Aphorisms like “no one ever went broke taking a profit” may be relevant to people who invest part-time for themselves, but they should have no place in professional investing.  There certainly are good reasons for selling, but they have nothing to do with the fear of making mistakes, experiencing regret and looking bad.  Rather, these reasons should be based on the outlook for the investment – not the psyche of the investor – and they have to be identified through hardheaded financial analysis, rigor and discipline.

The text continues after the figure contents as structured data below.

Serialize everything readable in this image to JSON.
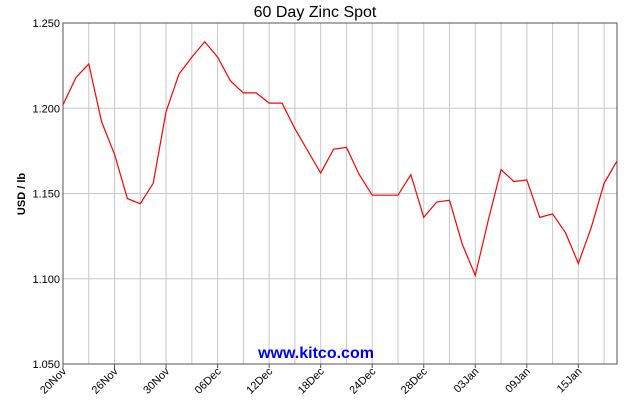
{
  "chart_data": {
    "type": "line",
    "title": "60 Day Zinc Spot",
    "ylabel": "USD / lb",
    "xlabel": "",
    "ylim": [
      1.05,
      1.25
    ],
    "yticks": [
      "1.050",
      "1.100",
      "1.150",
      "1.200",
      "1.250"
    ],
    "x_tick_labels": [
      "20Nov",
      "26Nov",
      "30Nov",
      "06Dec",
      "12Dec",
      "18Dec",
      "24Dec",
      "28Dec",
      "03Jan",
      "09Jan",
      "15Jan"
    ],
    "grid": true,
    "series": [
      {
        "color": "#ff0000",
        "values": [
          1.202,
          1.218,
          1.226,
          1.192,
          1.173,
          1.147,
          1.144,
          1.156,
          1.198,
          1.22,
          1.23,
          1.239,
          1.23,
          1.216,
          1.209,
          1.209,
          1.203,
          1.203,
          1.188,
          1.175,
          1.162,
          1.176,
          1.177,
          1.161,
          1.149,
          1.149,
          1.149,
          1.161,
          1.136,
          1.145,
          1.146,
          1.12,
          1.102,
          1.134,
          1.164,
          1.157,
          1.158,
          1.136,
          1.138,
          1.127,
          1.109,
          1.13,
          1.156,
          1.169
        ]
      }
    ]
  },
  "watermark": {
    "text": "www.kitco.com",
    "color": "#0000ee"
  }
}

Stanford University professor Sidney Cottle was the editor of the later versions of Benjamin Graham and David L. Dodd’s Security Analysis, “the bible of value investing,” including the edition I read at Wharton 56 years ago.  For that reason, I knew the book as “Graham, Dodd and Cottle.”  Sid was a consultant to the investment department at First National City Bank in the 1970s, and I’ve never forgotten his description of investing: “the discipline of relative selection.”  In other words, most of the portfolio decisions investors make are relative choices.

It’s patently clear that relative considerations should play an enormous part in any decision to sell existing holdings.

  • If your investment thesis seems less valid than it did previously and/or the probability that it will prove accurate has declined, selling some or all of the holding is probably appropriate.

  • Likewise, if another investment comes along that appears to have more promise – to offer a superior risk-adjusted prospective return – it’s reasonable to reduce or eliminate existing holdings to make room for it.

Selling an asset is a decision that must not be considered in isolation.  Cottle’s concept of “relative selection” highlights the fact that every sale results in proceeds.  What will you do with them?  Do you have something in mind that you think might produce a superior return?  What might you miss by switching to the new investment?  And what will you give up if you continue to hold the asset in your portfolio rather than making the change?  Or perhaps you don’t plan to reinvest the proceeds.

In that case, what’s the likelihood that holding the proceeds in cash will make you better off than you would have been if you had held onto the thing you sold?  Questions like these relate to the concept of “opportunity cost,” one of the most important ideas in financial decision-making.